Stamets pleads with the foreign invader, but the creature says it has "other plans for Tilly" and encases her in some sort of gross alien cocoon. Although briefly saved from a grisly fate, the spore distracts Reno and Stamets long enough to (presumably) suck Tilly into the mycelial network.
This b-plot served its main purpose, pushing Burnham into conversation with the planet alien. The two mirrored each other nicely with themes of communication and death weaved throughout, and Stamets and Reno's budding rivalry (and amazing technobabble chops) created for some fun moments. But the dialogue, staging, and acting in this subplot were some of the weakest of the show. Reno brings some much needed levity to Discovery put still has awhile to go to get fully integrated with the crew, and Tilly and Stamets sometimes feel like—too much.
But overall, Discovery continues its search for Spock while making a pitstop to help an unknowable alien being in its final moments—all while building relationship among the officers and crew. At its core, it doesn't get much more Star Trek than that.
- I don't get why they rescued Reno in the first episode and then put her on the back-burner until now, but it was great to see Tig Notaro again.
- While the two main plots of this episode mirrored nicely, they felt slightly too disconnected from each other. Like, Tilly is near death several times and Burnham seems too busy to care.
- Linus and his six nasal cavities—love it.
- It's incredible how much better this season is at caring about the bridge crew.

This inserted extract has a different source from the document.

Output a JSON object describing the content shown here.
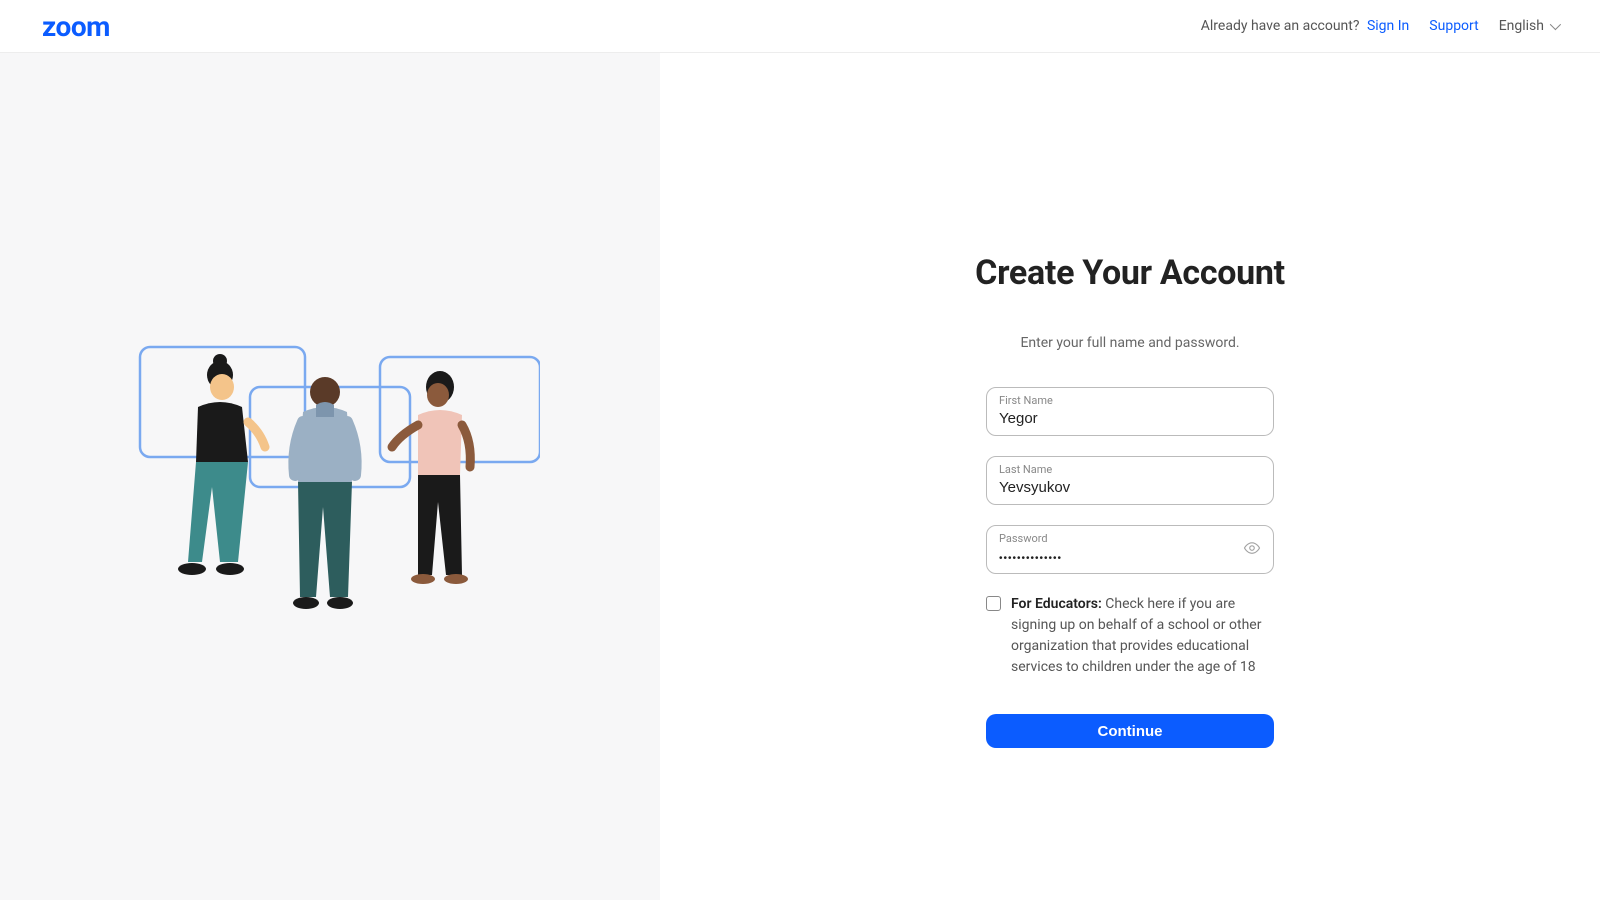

It makes you lament an entire season of lost time.
- The ticking clock of Spock's warp signature was a clever way to keep up excitement, though Burnham's clever work around seems a bit too convenient.
- With Discovery's second season mostly dealing with themes of religion and faith. Saru's discovery of his people's misplaced faith brings and extra-dimension to the conversation. Blind faith can perpetrate unspeakable horrors.
- With that being said, a Saru spinoff miniseries where he returns to liberate the Kelpian people? CBS? Are you listening?